Das Ganze hat nur einen Haken: Tiere haben die Freiheit, zu entscheiden. Sie können über sich selbst bestimmen. Sie haben die Fähigkeit zur Autonomie, die sie über Instinkte und angelernte Reizreaktionen hinaushebt. Und deshalb stehen ihnen Personenrechte zu. Und deshalb dürfen sie nicht als Mittel für menschliche Zwecke missbraucht werden.
Nur deshalb.

Der Weg zur Leidensminimierung ist eine Sackgasse.

2 Gedanken zu “Tierethik: Selbstbestimmung statt paternalistische Leidensvermeidung

  1. Klassischer Tierschutz gegen Tierrechte? Die Cambridge Declaration on Consciousness hat nicht hervorgebracht, dass alle Tiere körperlich leiden, sondern das wir alle ähnlich bewußt sind. Bewußt bedeutet autonom. Tiere leiden wenn man ihnen die Autonomie verweigert, und zwar viel viel mehr als durch körperlichen Schmerz. Es gibt sehr glückliche dreibeinige Hunde aber keinen einzigen Löwen, der nicht depressiv und verrückt wird in einer kleinen Zelle.
    Reden wir über Tierlied im Kontext der Autonomie und wollen diese Art des Leidens verhindern, ist das ok und am Stand der Wissenschaften. Beschränkt man sich bei dieser Diskussion auf physisches Leiden, so ist man nicht nur ein Tierschützer”, sondern blind und taub und äßerst dumm. So dumm, dass es schon nach absichtlicher Ignoranz riecht.
    Wenn man nicht innerhalb von 5 Minuten mit einem Tier verbringend mitkriegt, dass es am meisten durch Autonomieverlust leiden würde, so sollte man eigentlich keine 5 Minuten im Straßenverkehr überleben können. Nein, da stellen sich viele Menschen absichtlich dumm, um sich nicht mit ihrem Gewissen auseinandersetzen zu müssen?

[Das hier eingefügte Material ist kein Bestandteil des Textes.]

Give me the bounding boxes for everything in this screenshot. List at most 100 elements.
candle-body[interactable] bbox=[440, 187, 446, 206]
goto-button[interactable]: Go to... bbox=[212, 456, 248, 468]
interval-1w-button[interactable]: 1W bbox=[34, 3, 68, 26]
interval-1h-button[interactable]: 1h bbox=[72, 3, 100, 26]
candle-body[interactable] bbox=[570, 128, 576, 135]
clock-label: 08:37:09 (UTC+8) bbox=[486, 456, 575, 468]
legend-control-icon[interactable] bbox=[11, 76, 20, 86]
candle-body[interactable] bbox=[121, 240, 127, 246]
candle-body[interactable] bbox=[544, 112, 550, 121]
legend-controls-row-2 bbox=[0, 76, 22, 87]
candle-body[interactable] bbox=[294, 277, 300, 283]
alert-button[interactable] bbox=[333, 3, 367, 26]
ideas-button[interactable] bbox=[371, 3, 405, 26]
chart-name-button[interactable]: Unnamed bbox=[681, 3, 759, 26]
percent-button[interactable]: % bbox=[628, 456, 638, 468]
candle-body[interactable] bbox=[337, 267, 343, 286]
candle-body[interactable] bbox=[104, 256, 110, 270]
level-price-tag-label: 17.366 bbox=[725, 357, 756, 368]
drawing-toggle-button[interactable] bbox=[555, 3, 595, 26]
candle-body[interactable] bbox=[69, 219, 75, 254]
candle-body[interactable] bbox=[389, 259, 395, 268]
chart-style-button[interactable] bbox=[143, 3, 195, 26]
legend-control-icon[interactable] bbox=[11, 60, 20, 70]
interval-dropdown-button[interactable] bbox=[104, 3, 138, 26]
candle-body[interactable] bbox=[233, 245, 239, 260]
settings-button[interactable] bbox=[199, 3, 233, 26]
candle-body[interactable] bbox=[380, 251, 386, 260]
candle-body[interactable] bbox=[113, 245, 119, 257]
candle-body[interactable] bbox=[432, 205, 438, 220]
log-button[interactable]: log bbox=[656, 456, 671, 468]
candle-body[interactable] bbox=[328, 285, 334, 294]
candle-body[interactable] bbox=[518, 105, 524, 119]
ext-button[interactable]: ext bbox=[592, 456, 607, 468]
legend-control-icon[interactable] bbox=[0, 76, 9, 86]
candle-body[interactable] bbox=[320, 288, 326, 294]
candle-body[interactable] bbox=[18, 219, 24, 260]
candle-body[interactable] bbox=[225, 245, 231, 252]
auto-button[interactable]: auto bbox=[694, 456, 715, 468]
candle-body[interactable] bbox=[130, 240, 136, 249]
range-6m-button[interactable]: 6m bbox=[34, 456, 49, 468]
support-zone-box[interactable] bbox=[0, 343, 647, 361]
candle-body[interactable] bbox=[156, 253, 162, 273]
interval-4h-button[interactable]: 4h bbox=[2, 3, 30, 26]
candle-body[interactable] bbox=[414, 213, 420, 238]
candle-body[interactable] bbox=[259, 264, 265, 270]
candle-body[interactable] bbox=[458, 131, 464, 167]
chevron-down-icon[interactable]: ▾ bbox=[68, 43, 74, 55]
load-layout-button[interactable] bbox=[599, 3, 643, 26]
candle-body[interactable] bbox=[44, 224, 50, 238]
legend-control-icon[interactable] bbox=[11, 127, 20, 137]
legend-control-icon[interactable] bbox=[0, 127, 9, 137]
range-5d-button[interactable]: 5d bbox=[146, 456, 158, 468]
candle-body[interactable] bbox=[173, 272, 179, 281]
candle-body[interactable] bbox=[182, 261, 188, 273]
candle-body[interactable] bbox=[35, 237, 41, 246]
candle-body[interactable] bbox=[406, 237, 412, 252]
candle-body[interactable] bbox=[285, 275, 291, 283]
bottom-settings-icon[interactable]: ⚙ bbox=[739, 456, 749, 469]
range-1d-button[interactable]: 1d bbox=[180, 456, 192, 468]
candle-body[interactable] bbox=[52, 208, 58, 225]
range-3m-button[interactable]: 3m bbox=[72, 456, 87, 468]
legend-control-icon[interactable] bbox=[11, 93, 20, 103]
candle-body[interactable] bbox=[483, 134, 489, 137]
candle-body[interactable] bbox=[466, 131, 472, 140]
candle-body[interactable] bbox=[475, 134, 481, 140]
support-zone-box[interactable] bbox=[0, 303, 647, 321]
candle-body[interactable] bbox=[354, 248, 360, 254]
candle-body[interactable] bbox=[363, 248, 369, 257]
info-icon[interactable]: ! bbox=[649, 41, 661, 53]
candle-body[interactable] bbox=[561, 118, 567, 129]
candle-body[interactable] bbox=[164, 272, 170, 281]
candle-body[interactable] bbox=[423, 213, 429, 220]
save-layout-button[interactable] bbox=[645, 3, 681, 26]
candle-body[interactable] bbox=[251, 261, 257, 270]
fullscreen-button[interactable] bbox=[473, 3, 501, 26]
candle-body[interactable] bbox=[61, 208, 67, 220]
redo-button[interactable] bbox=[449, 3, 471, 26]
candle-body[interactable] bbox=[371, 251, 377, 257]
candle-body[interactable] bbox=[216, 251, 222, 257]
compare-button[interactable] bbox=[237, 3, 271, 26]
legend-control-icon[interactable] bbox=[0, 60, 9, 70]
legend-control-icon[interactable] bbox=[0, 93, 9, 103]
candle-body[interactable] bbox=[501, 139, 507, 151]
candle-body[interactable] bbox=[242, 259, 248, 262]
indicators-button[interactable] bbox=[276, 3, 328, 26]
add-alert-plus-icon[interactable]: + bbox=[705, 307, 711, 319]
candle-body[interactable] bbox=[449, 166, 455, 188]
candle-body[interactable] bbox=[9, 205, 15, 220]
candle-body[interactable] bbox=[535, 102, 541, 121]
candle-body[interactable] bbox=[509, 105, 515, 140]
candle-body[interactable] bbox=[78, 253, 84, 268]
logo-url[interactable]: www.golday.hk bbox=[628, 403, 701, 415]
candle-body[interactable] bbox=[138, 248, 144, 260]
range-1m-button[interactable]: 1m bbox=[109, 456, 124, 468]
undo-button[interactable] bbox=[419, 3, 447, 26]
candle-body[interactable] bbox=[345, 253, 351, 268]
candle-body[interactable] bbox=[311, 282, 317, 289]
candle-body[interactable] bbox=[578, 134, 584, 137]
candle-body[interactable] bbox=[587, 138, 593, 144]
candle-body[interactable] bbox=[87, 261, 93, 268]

  2. Ich bin eben zufällig auf deine Seite gestoßen.

    Es hat mich sehr berührt deine Worte zu lesen. Diese Weise ein Tier anders zu betrachten, als nur als “Tier” sondern als ein Lebewesen, ist unheimlich toll.

    Deine Mission dies den Menschen zu vermitteln, verdient viel mehr Beachtung und Unterstützung!

    Weiter so!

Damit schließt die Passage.